To clarify, energy and "angular" momentum are quantized in systems such as
atoms.  In an atom, the electron is only allowed to be in discrete (or
quantized) energy levels or orbitals.  This explains why we see discrete
spectral lines for atoms and molecules.  Also, the quantization of angular
momentum means that a particle can only have an angular momentum which is a
multiple of h/2Pi where h is Planck's constant (definitions of these
terms can be found at http://roland.lerc.nasa.gov/~dglover/dictionary/
).

Planck length and time are what we derive when we take the natural
constants G (universal gravitational constant), h (Planck's constant), and
c (the speed of light) and rearrange them so that we get the units of
length and time.  The planck length turns out to be about 10^(-35) meters
and planck time is 10^(-43) seconds.  This does not mean that time and
space are not continuous (see http://www.madsci.org/posts/archives/mar97/853895142.Ph.r.html
).  It turns
out that these are just the physical limits to our current theories.  For
this reason, we can't say what happened in the universe before 10^(-43)
seconds after the big bang.  Quantum mechanics breaks down here, and
physicists are still working on a theory that pushes these limits.  It
turns out that the ratio of planck length and time is c, the speed of
light, which is an upper limit to how fast something in the Universe can
travel.

As I mentioned above, electrons can only have discrete (quantized)

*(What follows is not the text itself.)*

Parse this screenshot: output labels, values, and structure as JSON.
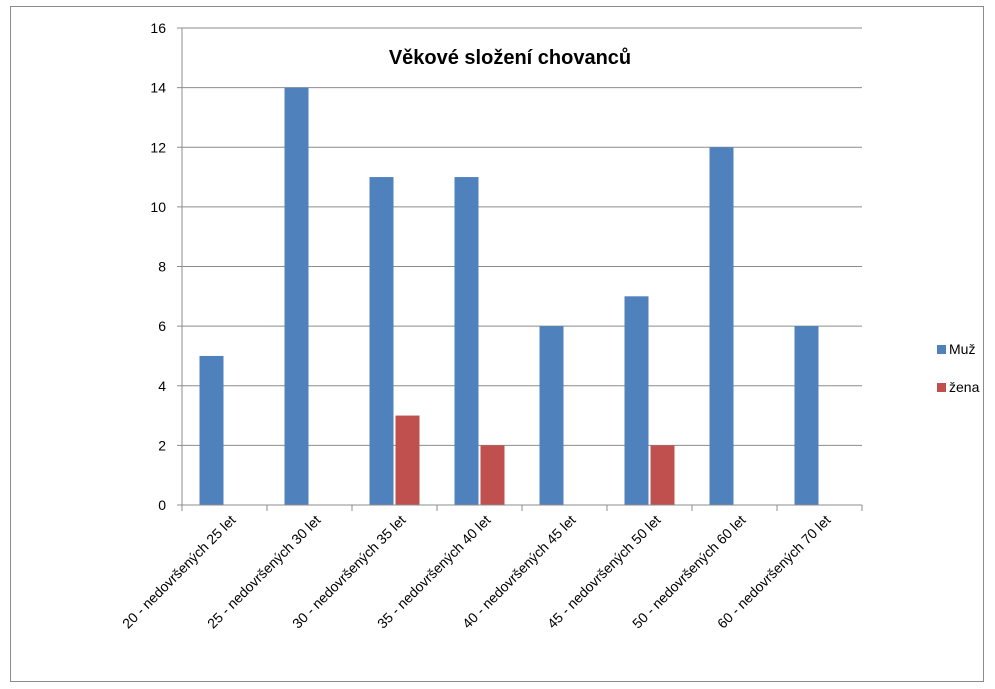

energies in atoms.  However, if you have a particle by itself, you can hit
it with a photon and give it any velocity.  This is because a photon's
momentum is Planck's constant/wavelength (momentum and energy do not depend
on mass here since the photon is massless).  You can have a continuous
spectrum of photons (and hence continuous values of momentum are possible),
so you could give a free particle any velocity (less than the velocity of
light, but that's getting into Relativistic Theory).